Balar et le mythe d'Argos ou Argus. Lug et Hermès.

Le combat de Zeus et des dieux contre Kronos et les Titans n'est pas le seul récit mythologique grec où l'on voie apparaître la doctrine dualiste qui fait lutter les divinités bienfaisantes du jour, du beau temps et de la vie contre les puissances malfaisantes de la mort, de l'orage et de la nuit. Un des mythes les plus connus où l'imagination grecque nous offre cette doctrine est celui d'Argos aux cent yeux. Ces yeux sont les étoiles, et Argos est une personnification de la nuit étoilée. Hermès le tua d'un coup de pierre[1]. Ce mythe était déjà connu des Grecs quand Homère composa l'Iliade, c'est-à-dire environ huit siècles avant notre ère. Déjà, dans l'Iliade, Hermès porte le surnom de meurtrier d'Argos, Ἀργειφόντης; ou le titre de meurtrier d'Argos, Ἀργειφόντης, est employé comme synonyme d'Hermès[2]. Hermès est le crépuscule, et cette pierre qui lancée par Hermès, tue Argos ou la nuit, c'est le soleil qu'une main invisible jette tous les matins de l'Orient vers le haut des cieux[3]. Lug est l'Hermès celtique: comme l'Hermès grec, il personnifie le crépuscule; comme lui, au moyen d'une pierre il tue son adversaire. Il lance cette pierre avec une fronde, et d'un coup mortel il atteint à l'œil Balar, qui est l'Argos celtique, c'est-à-dire une personnification des puissances mauvaises dont la nuit est une des principales et parmi lesquelles le Celte comprend aussi la foudre et la mort.

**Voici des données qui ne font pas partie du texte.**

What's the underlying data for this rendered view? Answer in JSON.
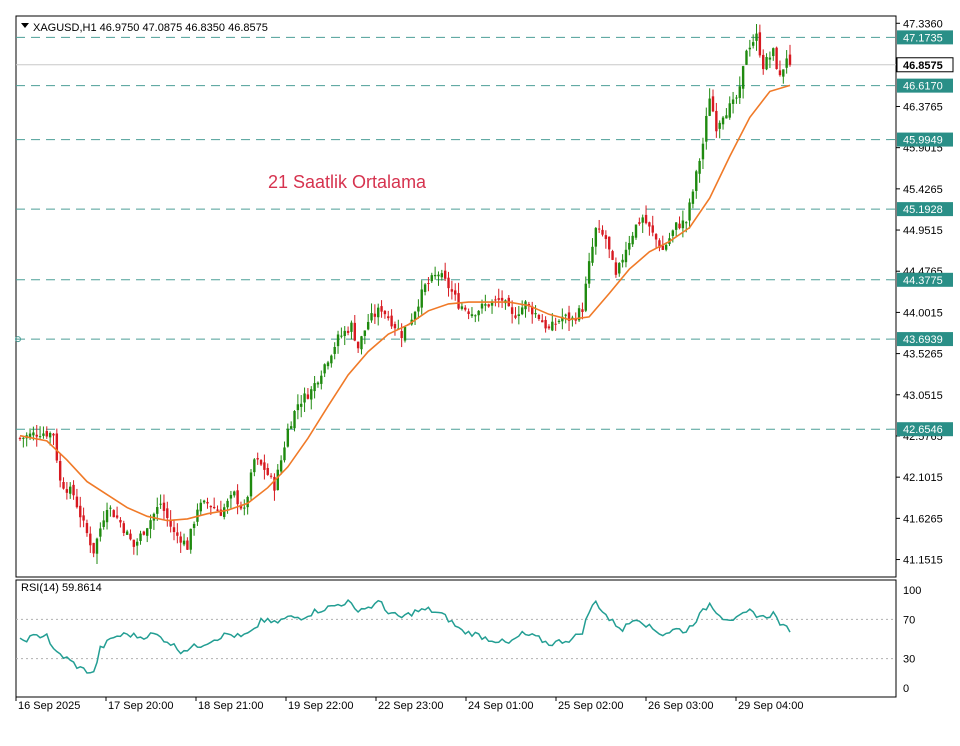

[1] Apollodore, Bibliothèque, livre II, chapitre 1, section 3, § 4. Didot-Müller, Fragmenta historicorum grœcorum, tome I, page 126.

[2] Iliade, livre II, vers 103, 104, livre XXIV, vers 24, etc. Voyez aussi Odyssée, livre I, vers 84; Hymne à Histia, vers 7; Hésiode, Les Travaux et les Jours, vers 77. Apollodore, à qui nous devons la conservation de la fable qui explique le composé Ἀργειφόντης, écrivait au milieu du second siècle avant notre ère. La correction Ἀργειφάντης pour Ἀργειφόντης est une conception relativement moderne et nous paraît inadmissible, malgré l'autorité qui s'attache au nom des savants par lesquels elle a été acceptée de nos jours. Sur les représentations figurées, voir l'article Argus, dans le Dictionnaire des antiquités grecques et romaines de MM. Daremberg et Saglio.

[3] A. Kuhn, Ueber Entwicklungstufen des Mythenbildung, dans les Abhandlungen de l'Académie des sciences de Berlin pour 1873, p. 142.